Il manque à ce projet de loi trois éléments structurants susceptibles d’invertir dans la durée la tendance lourde du déclin réamorcé: 


1. l’application de la loi 101 aux réseaux des CPE et des CEGEPs; 


2. la sélection systématique de l’immigration francophone. 


3. la non-bilinguisation des municipalités. 


Trois mesures culturellement, socialement, politiquement et matériellement fortes. Des mesures qui, comme la loi 101 à l’époque, opèrent un virage et signent sans ambiguïté la nature de notre société : une nation française en Amérique du Nord. 
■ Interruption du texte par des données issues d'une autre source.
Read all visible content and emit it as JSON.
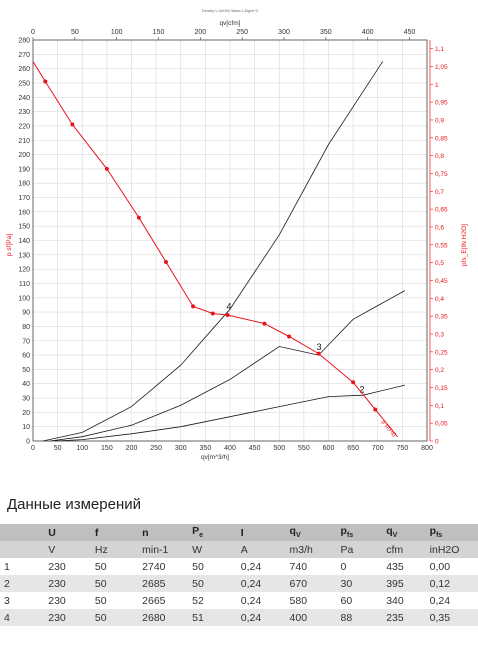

1. Les CPE sont nés après l’adoption de la loi 101. Ils sont pour les enfants un rouage important de socialisation et de préparation à la scolarisation. Il importe que ces fonctions se déploient dans la langue des institutions qu’ils fréquenteront. Les CEGEPs s’avèrent être une étape majeure dans les grands choix sociaux, culturels et professionnels des jeunes. L’appartenance s’y définit. Aujourd’hui la communauté anglophone jouit de ressources deux fois plus importantes que sa représentativité démographique, lui octroyant de facto le droit d’angliciser. C’est ainsi que la majorité de sa population étudiante n’est plus de langue anglaise. Appliquer la loi 101 aux CPEs et aux CEGEPs est une mesure déterminante de francisation en même temps que d’équité sociale. 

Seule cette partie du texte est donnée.